In Figs. 1 and 2, the fibre distributor 1 is placed at a comparatively short distance above a forming wire 2 which is part of the system.

The fibre distributor has a housing 3 with a combined fibre and air inlet 4, and a base 6 with a large number of evenly distributed flow openings 7. In the example shown, there are three rows of rotors 8 positioned above the base. In each row, there are eight rotors 8, each comprising a rotational vertical shaft 9 with a lower wing 10. During operation, the rotors are rotated via a drive unit (not shown).

Only the front end of forming wire 2 is shown. During operation, this runs with an upper wire part 11 and a lower wire part 12 over roller 13 in the direction indicated by the arrow. The forming wire comprises a net with a mesh which is fine enough to prevent a substantial amount of the fibre from passing through.

A suction box 14 is positioned under the upper wire part 11 of the forming wire. During operation, a vacuum pump 15 sucks air from this via an air conduit 16.

When the system is in operation, the vacuum pump 15 generates a negative pressure in suction box 14. The negative pressure is transmitted via the mesh in the upper wire part 11 of the forming wire 2, and the openings 7 of the base 6 to the housing 3. From here, fibre and air respectively are sucked into the housing via the combined fibre and air inlet 4. The air

continues in a flow through the openings of the base and the mesh of the forming wire down to suction box 14.

The rotors 8 set the fibres in flow across the upper side of base 6, along the paths indicated by the dotted lines. Thus, the fibres are distributed evenly over the total area of the base.

The air flow through the openings 7 of the base 6 successively rakes some of the fibres which run in flows along the upper side of the base down onto the forming wire 2, where the majority of the fibres remain because they are not able to penetrate the fine mesh of the forming wire. The upper path 11 of the forming wire 2 transports the formed fibre layer 17 further in the direction of the arrow for treatment in the following process stages of the system.

Fig. 3 fragmentarily shows a fibre distribution base in the form of a grid 18 which is welded together of crossed grid bars 19. These define the flow openings 20.

The grid bars must have sufficient resisting moment against bending in order to ensure that the grid in its entirety is strong enough to absorb load from the differential pressure over the grid which has been formed by the vacuum pump. In order to maintain the capacity of the fibre distributor at the required high level, the bars must be comparatively narrow so that they do not block too much of the total flow area of the grid.
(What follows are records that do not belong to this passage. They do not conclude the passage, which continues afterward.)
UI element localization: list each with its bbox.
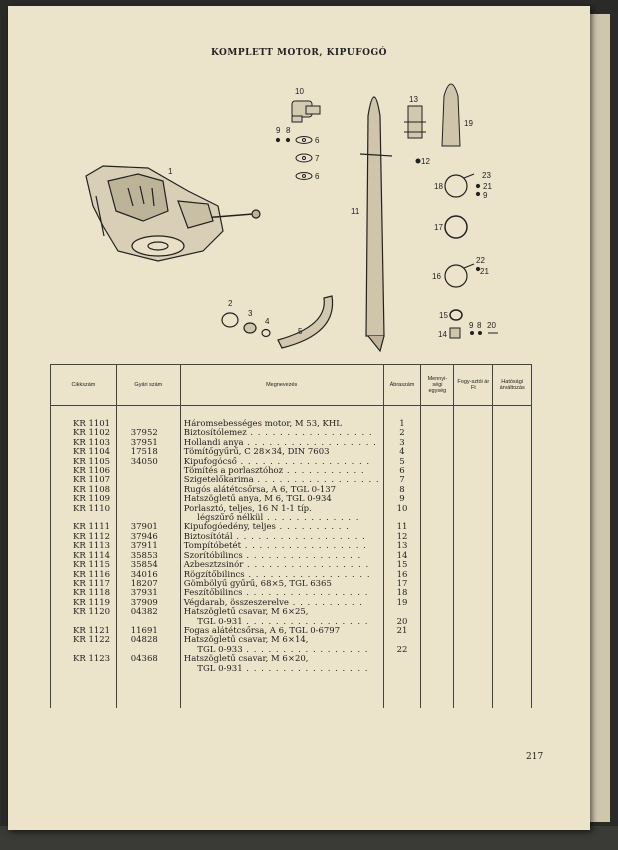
cell-mennyiseg xyxy=(421,571,454,580)
cell-abraszam: 5 xyxy=(383,458,421,467)
cell-ar xyxy=(454,636,493,645)
item-name: Tompítóbetét xyxy=(183,541,241,552)
cell-gyari-szam xyxy=(116,486,180,495)
cell-cikkszam: KR 1102 xyxy=(51,429,117,438)
cell-gyari-szam: 35854 xyxy=(116,561,180,570)
cell-gyari-szam: 37951 xyxy=(116,439,180,448)
item-name: Hatszögletű csavar, M 6×25, xyxy=(183,607,309,618)
cell-gyari-szam: 37911 xyxy=(116,542,180,551)
item-name: Rugós alátétcsőrsa, A 6, TGL 0-137 xyxy=(183,484,337,495)
item-name: Tömítőgyűrű, C 28×34, DIN 7603 xyxy=(183,447,330,458)
cell-cikkszam: KR 1109 xyxy=(51,495,117,504)
cell-arvaltozas xyxy=(493,523,532,532)
item-name: Kipufogóedény, teljes xyxy=(183,522,276,533)
parts-table xyxy=(50,364,532,708)
item-name: TGL 0-933 xyxy=(183,644,243,655)
cell-cikkszam: KR 1117 xyxy=(51,580,117,589)
col-header-cikkszam: Cikkszám xyxy=(51,365,117,406)
leader-dots: . . . . . . . . . . . . . . . . . . xyxy=(236,456,371,467)
leader-dots: . . . . . . . . . . . . . . . . . xyxy=(253,475,380,486)
item-name: Biztosítótál xyxy=(183,531,233,542)
cell-arvaltozas xyxy=(493,467,532,476)
cell-mennyiseg xyxy=(421,448,454,457)
cell-arvaltozas xyxy=(493,552,532,561)
cell-megnevezes xyxy=(180,406,383,430)
cell-ar xyxy=(454,523,493,532)
cell-ar xyxy=(454,533,493,542)
cell-arvaltozas xyxy=(493,589,532,598)
cell-abraszam: 13 xyxy=(383,542,421,551)
cell-ar xyxy=(454,599,493,608)
item-name: Hatszögletű anya, M 6, TGL 0-934 xyxy=(183,494,332,505)
fig-label-17: 17 xyxy=(434,223,443,232)
fig-label-11: 11 xyxy=(351,207,360,216)
cell-cikkszam xyxy=(51,674,117,708)
cell-abraszam: 6 xyxy=(383,467,421,476)
exhaust-pipe-parts xyxy=(222,296,333,348)
cell-abraszam xyxy=(383,655,421,664)
cell-abraszam: 19 xyxy=(383,599,421,608)
item-name: Hatszögletű csavar, M 6×14, xyxy=(183,635,309,646)
cell-abraszam: 16 xyxy=(383,571,421,580)
cell-abraszam: 2 xyxy=(383,429,421,438)
cell-mennyiseg xyxy=(421,476,454,485)
carburettor-drawing xyxy=(292,101,320,122)
fig-label-7: 7 xyxy=(315,154,320,163)
cell-ar xyxy=(454,552,493,561)
fig-label-8a: 8 xyxy=(286,126,291,135)
cell-ar xyxy=(454,486,493,495)
cell-mennyiseg xyxy=(421,636,454,645)
cell-mennyiseg xyxy=(421,646,454,655)
item-name: Porlasztó, teljes, 16 N 1-1 típ. xyxy=(183,503,312,514)
col-header-megnevezes: Megnevezés xyxy=(180,365,383,406)
washers-and-gaskets xyxy=(276,137,312,180)
cell-ar xyxy=(454,580,493,589)
fig-label-14: 14 xyxy=(438,330,447,339)
cell-arvaltozas xyxy=(493,495,532,504)
leader-dots: . . . . . . . . . . . . . . . . . xyxy=(242,588,369,599)
cell-mennyiseg xyxy=(421,627,454,636)
next-sheet-edge xyxy=(590,14,610,822)
cell-cikkszam: KR 1104 xyxy=(51,448,117,457)
col-header-mennyisegi-egyseg: Mennyi- ségi egység xyxy=(421,365,454,406)
cell-arvaltozas xyxy=(493,542,532,551)
cell-ar xyxy=(454,467,493,476)
cell-gyari-szam xyxy=(116,467,180,476)
cell-cikkszam: KR 1111 xyxy=(51,523,117,532)
cell-cikkszam: KR 1121 xyxy=(51,627,117,636)
cell-cikkszam: KR 1107 xyxy=(51,476,117,485)
cell-cikkszam: KR 1103 xyxy=(51,439,117,448)
cell-cikkszam: KR 1113 xyxy=(51,542,117,551)
cell-mennyiseg xyxy=(421,580,454,589)
cell-gyari-szam: 04382 xyxy=(116,608,180,617)
cell-arvaltozas xyxy=(493,655,532,664)
item-name: Azbesztzsinór xyxy=(183,560,244,571)
cell-gyari-szam xyxy=(116,495,180,504)
leader-dots: . . . . . . . . . . . . . . . . . xyxy=(243,560,370,571)
cell-arvaltozas xyxy=(493,618,532,627)
cell-gyari-szam xyxy=(116,505,180,514)
fig-label-6a: 6 xyxy=(315,136,320,145)
cell-arvaltozas xyxy=(493,458,532,467)
cell-arvaltozas xyxy=(493,533,532,542)
cell-cikkszam: KR 1116 xyxy=(51,571,117,580)
cell-arvaltozas xyxy=(493,599,532,608)
table-row xyxy=(51,406,532,430)
cell-ar xyxy=(454,571,493,580)
cell-cikkszam: KR 1106 xyxy=(51,467,117,476)
cell-abraszam: 9 xyxy=(383,495,421,504)
cell-gyari-szam: 37946 xyxy=(116,533,180,542)
fig-label-5: 5 xyxy=(298,327,303,336)
exploded-parts-illustration xyxy=(8,6,590,366)
cell-ar xyxy=(454,665,493,674)
cell-cikkszam: KR 1105 xyxy=(51,458,117,467)
cell-gyari-szam: 04828 xyxy=(116,636,180,645)
leader-dots: . . . . . . . . . . . . . xyxy=(263,513,360,524)
col-header-fogyasztoi-ar: Fogy-sztói ár Ft xyxy=(454,365,493,406)
leader-dots: . . . . . . . . . . . . . . . . . . xyxy=(243,437,377,448)
fig-label-8b: 8 xyxy=(477,321,482,330)
leader-dots: . . . . . . . . . . . xyxy=(283,466,365,477)
cell-abraszam: 21 xyxy=(383,627,421,636)
cell-abraszam: 17 xyxy=(383,580,421,589)
cell-cikkszam: KR 1112 xyxy=(51,533,117,542)
fig-label-21b: 21 xyxy=(480,267,489,276)
cell-gyari-szam: 34050 xyxy=(116,458,180,467)
fig-label-13: 13 xyxy=(409,95,418,104)
item-name: Fogas alátétcsőrsa, A 6, TGL 0-6797 xyxy=(183,625,341,636)
leader-dots: . . . . . . . . . . . . . . . . . xyxy=(242,644,369,655)
page-title: KOMPLETT MOTOR, KIPUFOGÓ xyxy=(210,48,388,58)
cell-gyari-szam: 35853 xyxy=(116,552,180,561)
cell-mennyiseg xyxy=(421,674,454,708)
cell-mennyiseg xyxy=(421,599,454,608)
cell-arvaltozas xyxy=(493,439,532,448)
cell-abraszam: 7 xyxy=(383,476,421,485)
cell-abraszam: 14 xyxy=(383,552,421,561)
cell-mennyiseg xyxy=(421,523,454,532)
col-header-abraszam: Ábraszám xyxy=(383,365,421,406)
cell-abraszam: 8 xyxy=(383,486,421,495)
clamp-16-drawing xyxy=(445,264,480,287)
cell-megnevezes xyxy=(180,674,383,708)
cell-gyari-szam: 17518 xyxy=(116,448,180,457)
leader-dots: . . . . . . . . . . . . . . . . . xyxy=(246,428,373,439)
retainer-plate xyxy=(416,159,421,164)
cell-gyari-szam: 37909 xyxy=(116,599,180,608)
cell-ar xyxy=(454,448,493,457)
cell-gyari-szam xyxy=(116,476,180,485)
cell-gyari-szam: 18207 xyxy=(116,580,180,589)
cell-gyari-szam: 37931 xyxy=(116,589,180,598)
fig-label-3: 3 xyxy=(248,309,253,318)
cell-cikkszam: KR 1110 xyxy=(51,505,117,514)
cell-abraszam: 18 xyxy=(383,589,421,598)
cell-gyari-szam: 34016 xyxy=(116,571,180,580)
fig-label-19: 19 xyxy=(464,119,473,128)
leader-dots: . . . . . . . . . . . . . . . . . . xyxy=(232,531,366,542)
fig-label-21a: 21 xyxy=(483,182,492,191)
cell-arvaltozas xyxy=(493,608,532,617)
leader-dots: . . . . . . . . . . . . . . . . . xyxy=(241,541,367,552)
cell-gyari-szam xyxy=(116,674,180,708)
cell-mennyiseg xyxy=(421,608,454,617)
col-header-hatosagi-arvaltozas: Hatósági árváltozás xyxy=(493,365,532,406)
fig-label-22: 22 xyxy=(476,256,485,265)
item-name: Rögzítőbilincs xyxy=(183,569,245,580)
cell-gyari-szam xyxy=(116,406,180,430)
cell-cikkszam: KR 1101 xyxy=(51,406,117,430)
cell-arvaltozas xyxy=(493,486,532,495)
table-row xyxy=(51,665,532,674)
cell-cikkszam: KR 1114 xyxy=(51,552,117,561)
cell-arvaltozas xyxy=(493,476,532,485)
item-name: Kipufogócső xyxy=(183,456,237,467)
cell-arvaltozas xyxy=(493,580,532,589)
fig-label-9a: 9 xyxy=(276,126,281,135)
cell-cikkszam: KR 1123 xyxy=(51,655,117,664)
table-header-row xyxy=(51,365,532,406)
fig-label-2: 2 xyxy=(228,299,233,308)
cell-abraszam: 15 xyxy=(383,561,421,570)
cell-gyari-szam: 04368 xyxy=(116,655,180,664)
cell-mennyiseg xyxy=(421,505,454,514)
cell-mennyiseg xyxy=(421,533,454,542)
cell-abraszam xyxy=(383,665,421,674)
cell-arvaltozas xyxy=(493,406,532,430)
end-piece-drawing xyxy=(442,84,460,146)
fig-label-9b: 9 xyxy=(483,191,488,200)
damper-insert-drawing xyxy=(404,106,426,138)
item-name: légszűrő nélkül xyxy=(183,513,264,524)
cell-ar xyxy=(454,608,493,617)
cell-cikkszam: KR 1108 xyxy=(51,486,117,495)
leader-dots: . . . . . . . . . . . . . . . . xyxy=(242,550,362,561)
leader-dots: . . . . . . . . . . . . . . . . . xyxy=(242,616,369,627)
cell-ar xyxy=(454,505,493,514)
cell-mennyiseg xyxy=(421,406,454,430)
cell-arvaltozas xyxy=(493,448,532,457)
cell-cikkszam: KR 1115 xyxy=(51,561,117,570)
item-name: Szigetelőkarima xyxy=(183,475,254,486)
cell-mennyiseg xyxy=(421,486,454,495)
cell-arvaltozas xyxy=(493,665,532,674)
cell-ar xyxy=(454,514,493,523)
cell-mennyiseg xyxy=(421,589,454,598)
cell-cikkszam: KR 1119 xyxy=(51,599,117,608)
fig-label-12: 12 xyxy=(421,157,430,166)
cell-ar xyxy=(454,589,493,598)
table-row xyxy=(51,674,532,708)
fig-label-16: 16 xyxy=(432,272,441,281)
cell-gyari-szam: 11691 xyxy=(116,627,180,636)
fig-label-9c: 9 xyxy=(469,321,474,330)
cell-ar xyxy=(454,406,493,430)
cell-cikkszam xyxy=(51,665,117,674)
cell-abraszam: 20 xyxy=(383,618,421,627)
item-name: Szorítóbilincs xyxy=(183,550,243,561)
cell-mennyiseg xyxy=(421,458,454,467)
cell-mennyiseg xyxy=(421,495,454,504)
cell-mennyiseg xyxy=(421,552,454,561)
cell-ar xyxy=(454,674,493,708)
clamp-18-drawing xyxy=(445,174,480,197)
item-name: TGL 0-931 xyxy=(183,616,243,627)
engine-drawing xyxy=(86,166,260,261)
cell-gyari-szam xyxy=(116,665,180,674)
cell-abraszam: 1 xyxy=(383,406,421,430)
cell-abraszam: 3 xyxy=(383,439,421,448)
cell-gyari-szam: 37901 xyxy=(116,523,180,532)
ring-17-drawing xyxy=(445,216,467,238)
cell-mennyiseg xyxy=(421,429,454,438)
cell-arvaltozas xyxy=(493,571,532,580)
cell-arvaltozas xyxy=(493,429,532,438)
cell-abraszam: 11 xyxy=(383,523,421,532)
fig-label-10: 10 xyxy=(295,87,304,96)
cell-arvaltozas xyxy=(493,627,532,636)
leader-dots: . . . . . . . . . . . . . . . . . xyxy=(242,663,369,674)
item-name: Biztosítólemez xyxy=(183,428,247,439)
cell-ar xyxy=(454,429,493,438)
item-name: Végdarab, összeszerelve xyxy=(183,597,289,608)
fig-label-6b: 6 xyxy=(315,172,320,181)
item-name: TGL 0-931 xyxy=(183,663,243,674)
item-name: Hatszögletű csavar, M 6×20, xyxy=(183,654,309,665)
item-name: Hollandi anya xyxy=(183,437,244,448)
cell-mennyiseg xyxy=(421,542,454,551)
col-header-gyari-szam: Gyári szám xyxy=(116,365,180,406)
cell-megnevezes xyxy=(180,665,383,674)
item-name: Feszítőbilincs xyxy=(183,588,243,599)
cell-ar xyxy=(454,542,493,551)
item-name: Gömbölyű gyűrű, 68×5, TGL 6365 xyxy=(183,578,332,589)
cell-mennyiseg xyxy=(421,467,454,476)
cell-abraszam: 22 xyxy=(383,646,421,655)
cell-mennyiseg xyxy=(421,439,454,448)
cell-arvaltozas xyxy=(493,561,532,570)
cell-ar xyxy=(454,627,493,636)
cell-ar xyxy=(454,495,493,504)
cell-arvaltozas xyxy=(493,505,532,514)
fig-label-18: 18 xyxy=(434,182,443,191)
page-number: 217 xyxy=(526,752,544,762)
cell-ar xyxy=(454,646,493,655)
cell-mennyiseg xyxy=(421,655,454,664)
cell-ar xyxy=(454,439,493,448)
cell-abraszam: 10 xyxy=(383,505,421,514)
cell-arvaltozas xyxy=(493,636,532,645)
cell-abraszam: 4 xyxy=(383,448,421,457)
cell-abraszam: 12 xyxy=(383,533,421,542)
leader-dots: . . . . . . . . . . . . . . . . . xyxy=(244,569,371,580)
cell-ar xyxy=(454,458,493,467)
cell-mennyiseg xyxy=(421,514,454,523)
fig-label-15: 15 xyxy=(439,311,448,320)
cell-mennyiseg xyxy=(421,665,454,674)
fig-label-20: 20 xyxy=(487,321,496,330)
leader-dots: . . . . . . . . . . xyxy=(288,597,364,608)
cell-cikkszam: KR 1120 xyxy=(51,608,117,617)
cell-arvaltozas xyxy=(493,674,532,708)
asbestos-cord-drawing xyxy=(450,310,462,320)
item-name: Háromsebességes motor, M 53, KHL xyxy=(183,419,342,429)
cell-cikkszam: KR 1118 xyxy=(51,589,117,598)
cell-ar xyxy=(454,476,493,485)
fig-label-1: 1 xyxy=(168,167,173,176)
cell-arvaltozas xyxy=(493,646,532,655)
cell-mennyiseg xyxy=(421,561,454,570)
cell-ar xyxy=(454,561,493,570)
item-name: Tömítés a porlasztóhoz xyxy=(183,466,284,477)
leader-dots: . . . . . . . . . . xyxy=(275,522,350,533)
catalog-page xyxy=(8,6,590,830)
exhaust-silencer-drawing xyxy=(360,97,392,351)
cell-gyari-szam: 37952 xyxy=(116,429,180,438)
cell-arvaltozas xyxy=(493,514,532,523)
cell-abraszam xyxy=(383,674,421,708)
cell-cikkszam: KR 1122 xyxy=(51,636,117,645)
cell-mennyiseg xyxy=(421,618,454,627)
fig-label-4: 4 xyxy=(265,317,270,326)
cell-ar xyxy=(454,618,493,627)
cell-ar xyxy=(454,655,493,664)
fig-label-23: 23 xyxy=(482,171,491,180)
As the grid bars must have a comparatively large resisting moment, it is necessary for the bars to be comparatively tall.

The flow openings 20 therefore have the appearance of channels which the fibres must force on their passing between the upper and lower side of the grid. The fibres will, anything else the same, tend to pack and block such channel-shaped flow openings.

As shown in Fig. 4, each grid bar tapers in a downwards direction so that a slip is formed in the channel-shaped flow openings. This prevents the fibres from packing.

The two sides of the bars mutually form an angle of between 5 and 35° and especially between 10 and 25°. This provides a good slip and at the same time a strong bar.

A strong bar which, at the same time, blocks the flow area of the grid as little as possible, is also obtained in that the height of the bar is between 1 and 5 times greater than its width at the upper side of the grid. The advantage of such a narrow and tall grid bar profile is that it is impossible or at least very difficult for the long synthetic fibres to become entangled in the bars.

Fig. 5 shows an embodiment according to the invention where all of the grid bars 21 are coated with, for example, Teflon 22.

This is to reduce the friction coefficient of the surface and also to smooth over any irregularities at e. g. the welds in the corners between the crossed bars.

Fig. 6 shows a variation 23 of the embodiment 18 shown in fig.

3. Here, the same grid bars 19 are used but in this case, they are placed above each other. With this design, the grid bars are easy to join together with spot welding. This design is especially suitable for grids having rectangular openings.